For someone with miraculous throat muscles, he was a clumsy child. He never felt comfortable piloting a bike, even on wide boulevards. When school forced us onto a softball diamond, I’d stand helplessly in left field, trying to pin grounders without risking my fingers, while Jonah drifted in deep right, watching fly balls plop back to earth around his ankles. He did like to listen to games on the radio; his classmates managed to hook him on that much anyway. He often had a game going while he vocalized. “Helps me hold my line in chorus, when everyone else is bouncing all over the place.” When the National Anthem played, he added
crazy, Stravinsky-style harmonies.
Those easy heirs of culture, charmed boys who’d never even spoken to another race, were willing to reach out to us, so long as the terms of exchange were theirs. We offered our classmates the desperate mainstream hope that everything they most feared—the armies of not-them just down the Orange Line, the separate civilization that sneered at every word out of their mouths—might turn out to be just like them after all, ready to be converted to willing Vienna choirboys, given a good education and half a happy chance. We were singing prodigies, color-blind cultural ambassadors. Heirs of a long past, carriers of the eternal future. Not even teenagers. What could we know?

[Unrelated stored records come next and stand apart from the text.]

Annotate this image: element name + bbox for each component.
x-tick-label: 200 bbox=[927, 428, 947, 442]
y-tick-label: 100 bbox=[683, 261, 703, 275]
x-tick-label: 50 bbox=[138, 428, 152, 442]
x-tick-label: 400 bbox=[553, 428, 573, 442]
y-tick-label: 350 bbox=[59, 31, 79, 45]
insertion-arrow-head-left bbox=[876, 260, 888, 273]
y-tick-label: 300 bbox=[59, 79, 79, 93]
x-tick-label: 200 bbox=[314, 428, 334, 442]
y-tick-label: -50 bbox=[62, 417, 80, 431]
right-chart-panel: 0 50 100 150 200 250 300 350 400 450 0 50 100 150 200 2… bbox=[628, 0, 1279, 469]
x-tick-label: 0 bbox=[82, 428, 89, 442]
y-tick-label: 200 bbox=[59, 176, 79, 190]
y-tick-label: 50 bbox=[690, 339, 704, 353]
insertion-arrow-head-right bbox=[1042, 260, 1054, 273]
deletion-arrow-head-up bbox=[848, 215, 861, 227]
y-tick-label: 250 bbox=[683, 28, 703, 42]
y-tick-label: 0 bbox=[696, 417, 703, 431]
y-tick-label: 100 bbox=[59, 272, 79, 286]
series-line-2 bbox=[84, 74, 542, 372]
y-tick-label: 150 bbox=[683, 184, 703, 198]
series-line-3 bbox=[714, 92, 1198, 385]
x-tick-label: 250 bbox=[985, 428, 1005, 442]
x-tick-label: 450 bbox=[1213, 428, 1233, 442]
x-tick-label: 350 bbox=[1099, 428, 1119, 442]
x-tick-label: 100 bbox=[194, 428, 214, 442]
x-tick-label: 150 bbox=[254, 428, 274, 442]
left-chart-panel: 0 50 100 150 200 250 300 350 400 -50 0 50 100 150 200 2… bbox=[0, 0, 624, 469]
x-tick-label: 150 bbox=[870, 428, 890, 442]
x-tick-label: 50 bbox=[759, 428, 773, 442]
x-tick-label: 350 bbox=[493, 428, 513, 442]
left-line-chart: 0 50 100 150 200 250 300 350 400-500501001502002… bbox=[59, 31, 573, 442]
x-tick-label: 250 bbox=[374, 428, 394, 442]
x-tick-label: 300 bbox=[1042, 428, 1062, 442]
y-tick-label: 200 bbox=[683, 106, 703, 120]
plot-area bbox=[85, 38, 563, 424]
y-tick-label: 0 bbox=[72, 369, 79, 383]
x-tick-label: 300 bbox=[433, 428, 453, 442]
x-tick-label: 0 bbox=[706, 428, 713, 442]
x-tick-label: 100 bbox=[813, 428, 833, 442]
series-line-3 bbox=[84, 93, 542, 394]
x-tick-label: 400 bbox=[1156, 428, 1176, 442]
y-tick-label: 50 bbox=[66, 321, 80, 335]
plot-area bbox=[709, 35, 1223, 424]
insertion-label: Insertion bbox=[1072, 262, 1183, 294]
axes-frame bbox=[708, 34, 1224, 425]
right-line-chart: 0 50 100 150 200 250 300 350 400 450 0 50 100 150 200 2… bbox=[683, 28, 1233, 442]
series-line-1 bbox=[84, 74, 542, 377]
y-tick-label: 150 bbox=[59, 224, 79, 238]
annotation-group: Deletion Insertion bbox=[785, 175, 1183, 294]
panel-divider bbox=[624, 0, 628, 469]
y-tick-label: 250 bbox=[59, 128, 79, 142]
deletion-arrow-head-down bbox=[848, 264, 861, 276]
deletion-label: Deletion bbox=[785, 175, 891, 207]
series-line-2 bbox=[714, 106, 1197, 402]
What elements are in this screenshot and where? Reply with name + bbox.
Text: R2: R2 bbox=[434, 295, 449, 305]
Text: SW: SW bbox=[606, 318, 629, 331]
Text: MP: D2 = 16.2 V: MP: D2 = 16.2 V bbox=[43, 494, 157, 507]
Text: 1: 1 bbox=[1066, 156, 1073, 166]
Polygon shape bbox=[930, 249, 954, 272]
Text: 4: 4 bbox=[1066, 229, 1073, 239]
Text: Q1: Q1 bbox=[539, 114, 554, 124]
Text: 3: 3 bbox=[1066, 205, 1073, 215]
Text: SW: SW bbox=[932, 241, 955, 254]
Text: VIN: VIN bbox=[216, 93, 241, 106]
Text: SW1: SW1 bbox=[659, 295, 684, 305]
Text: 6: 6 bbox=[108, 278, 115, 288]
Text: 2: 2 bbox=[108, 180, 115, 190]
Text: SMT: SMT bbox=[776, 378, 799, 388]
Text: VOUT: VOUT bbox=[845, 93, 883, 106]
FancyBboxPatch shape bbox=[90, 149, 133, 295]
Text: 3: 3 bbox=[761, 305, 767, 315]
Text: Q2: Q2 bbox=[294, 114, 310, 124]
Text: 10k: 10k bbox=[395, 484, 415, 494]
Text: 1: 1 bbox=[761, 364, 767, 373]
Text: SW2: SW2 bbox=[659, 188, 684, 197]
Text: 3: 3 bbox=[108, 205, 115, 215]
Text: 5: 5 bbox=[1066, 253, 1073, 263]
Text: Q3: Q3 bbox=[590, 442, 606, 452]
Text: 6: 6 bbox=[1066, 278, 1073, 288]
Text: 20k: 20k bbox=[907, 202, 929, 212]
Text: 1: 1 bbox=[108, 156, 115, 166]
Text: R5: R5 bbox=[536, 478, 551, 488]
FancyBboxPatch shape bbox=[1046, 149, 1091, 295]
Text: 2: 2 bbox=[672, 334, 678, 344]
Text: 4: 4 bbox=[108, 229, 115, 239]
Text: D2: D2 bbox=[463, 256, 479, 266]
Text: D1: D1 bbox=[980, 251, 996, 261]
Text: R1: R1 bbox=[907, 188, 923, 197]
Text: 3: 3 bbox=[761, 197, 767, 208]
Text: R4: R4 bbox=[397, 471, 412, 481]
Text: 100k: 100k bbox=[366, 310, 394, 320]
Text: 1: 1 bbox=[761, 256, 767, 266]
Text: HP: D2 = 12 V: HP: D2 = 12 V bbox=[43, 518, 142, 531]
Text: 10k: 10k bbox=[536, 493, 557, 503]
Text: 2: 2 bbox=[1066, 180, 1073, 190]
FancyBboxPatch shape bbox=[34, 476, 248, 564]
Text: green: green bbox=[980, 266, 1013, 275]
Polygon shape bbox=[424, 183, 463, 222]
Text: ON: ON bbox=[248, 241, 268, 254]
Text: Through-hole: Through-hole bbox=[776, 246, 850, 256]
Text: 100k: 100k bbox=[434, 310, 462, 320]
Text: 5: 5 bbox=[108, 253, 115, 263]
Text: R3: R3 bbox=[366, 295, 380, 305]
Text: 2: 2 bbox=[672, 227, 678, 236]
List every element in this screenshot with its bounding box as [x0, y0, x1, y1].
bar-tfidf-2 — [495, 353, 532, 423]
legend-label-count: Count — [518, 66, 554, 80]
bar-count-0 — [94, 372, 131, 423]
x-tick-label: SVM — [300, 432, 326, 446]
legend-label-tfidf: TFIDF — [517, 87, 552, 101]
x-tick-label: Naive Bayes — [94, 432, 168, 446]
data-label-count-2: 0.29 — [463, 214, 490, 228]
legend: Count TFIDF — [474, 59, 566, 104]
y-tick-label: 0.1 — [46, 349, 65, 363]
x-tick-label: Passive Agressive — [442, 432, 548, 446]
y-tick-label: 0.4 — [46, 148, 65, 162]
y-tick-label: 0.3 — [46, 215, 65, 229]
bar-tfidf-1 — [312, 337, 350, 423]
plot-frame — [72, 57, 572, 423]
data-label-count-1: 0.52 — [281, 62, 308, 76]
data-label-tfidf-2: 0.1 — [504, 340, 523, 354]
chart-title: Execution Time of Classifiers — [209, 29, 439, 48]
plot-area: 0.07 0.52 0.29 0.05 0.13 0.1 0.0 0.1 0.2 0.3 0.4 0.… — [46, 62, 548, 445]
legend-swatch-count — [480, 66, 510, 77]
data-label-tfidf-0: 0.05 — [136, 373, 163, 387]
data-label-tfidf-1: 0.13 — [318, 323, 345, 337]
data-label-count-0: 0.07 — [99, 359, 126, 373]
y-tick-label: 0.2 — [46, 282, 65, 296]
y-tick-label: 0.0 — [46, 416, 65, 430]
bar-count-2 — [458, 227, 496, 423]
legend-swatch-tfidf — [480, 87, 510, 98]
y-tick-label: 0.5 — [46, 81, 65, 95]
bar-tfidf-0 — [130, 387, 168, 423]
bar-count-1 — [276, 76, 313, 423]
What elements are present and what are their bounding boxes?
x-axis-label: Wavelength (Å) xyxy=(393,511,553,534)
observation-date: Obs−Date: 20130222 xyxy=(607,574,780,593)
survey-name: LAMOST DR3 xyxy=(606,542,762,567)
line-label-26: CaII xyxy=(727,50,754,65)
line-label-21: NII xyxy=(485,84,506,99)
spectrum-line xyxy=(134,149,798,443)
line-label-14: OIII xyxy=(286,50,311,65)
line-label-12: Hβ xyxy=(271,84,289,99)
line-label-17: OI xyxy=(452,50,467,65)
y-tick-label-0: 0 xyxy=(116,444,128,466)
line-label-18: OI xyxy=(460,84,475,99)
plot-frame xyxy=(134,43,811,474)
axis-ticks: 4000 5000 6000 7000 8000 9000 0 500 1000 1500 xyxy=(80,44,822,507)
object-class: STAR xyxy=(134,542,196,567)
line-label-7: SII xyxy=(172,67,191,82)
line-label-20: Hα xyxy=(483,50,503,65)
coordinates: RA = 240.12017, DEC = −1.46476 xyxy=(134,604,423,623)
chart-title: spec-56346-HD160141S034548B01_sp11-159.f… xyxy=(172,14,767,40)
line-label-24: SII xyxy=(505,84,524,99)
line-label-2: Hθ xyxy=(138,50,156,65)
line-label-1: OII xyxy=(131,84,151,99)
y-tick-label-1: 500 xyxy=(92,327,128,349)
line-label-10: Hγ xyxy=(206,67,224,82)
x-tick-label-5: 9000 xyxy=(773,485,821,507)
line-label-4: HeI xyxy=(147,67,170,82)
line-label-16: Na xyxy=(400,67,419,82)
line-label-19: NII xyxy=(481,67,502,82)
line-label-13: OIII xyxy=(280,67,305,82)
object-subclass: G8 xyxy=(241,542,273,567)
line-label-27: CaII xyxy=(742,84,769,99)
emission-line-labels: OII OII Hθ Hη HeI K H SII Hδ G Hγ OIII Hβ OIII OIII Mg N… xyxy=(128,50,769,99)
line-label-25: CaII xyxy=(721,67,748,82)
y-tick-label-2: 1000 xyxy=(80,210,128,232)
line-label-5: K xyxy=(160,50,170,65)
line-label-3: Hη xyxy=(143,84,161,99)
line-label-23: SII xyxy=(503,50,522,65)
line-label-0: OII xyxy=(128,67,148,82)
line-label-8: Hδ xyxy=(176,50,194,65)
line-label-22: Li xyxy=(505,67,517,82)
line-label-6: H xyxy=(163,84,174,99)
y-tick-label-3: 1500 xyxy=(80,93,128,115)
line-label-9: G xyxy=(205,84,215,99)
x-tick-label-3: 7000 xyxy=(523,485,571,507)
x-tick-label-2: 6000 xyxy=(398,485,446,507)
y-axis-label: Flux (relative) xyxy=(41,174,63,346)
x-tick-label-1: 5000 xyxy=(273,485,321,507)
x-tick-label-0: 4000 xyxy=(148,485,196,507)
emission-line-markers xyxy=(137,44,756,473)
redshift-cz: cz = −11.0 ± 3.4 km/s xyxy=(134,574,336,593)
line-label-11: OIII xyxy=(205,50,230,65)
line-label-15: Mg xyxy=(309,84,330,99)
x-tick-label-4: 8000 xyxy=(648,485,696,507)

He refused to glance at football. “Gladiators and lions. Why do people like watching other people get killed?” But he was the biggest killer of all. He loved board games and cards, any chance to vanquish someone. During marathon sessions of Monopoly, he thumbscrewed with a zeal that would have made Carnegie blush. He wouldn’t finish us off, but kept lending us more money, at interest, just for the pleasure of taking more away. He got so good at checkers, no one would play with him. I could always find him in the basement practice rooms, voweling up and down endless chromatic scales while dealing himself hands of Klondike on the top of an upright piano.
There was a girl. The week I arrived, he pointed out Kimberly Monera. “What do you think?” he asked with a scorn so audible that it begged me to add my contempt. She was an anemic girl, frighteningly pale. I’d never seen her like, except for pink-eyed pet mice. “She looks like cake frosting,” I said. I made the crack just cruel enough to please him.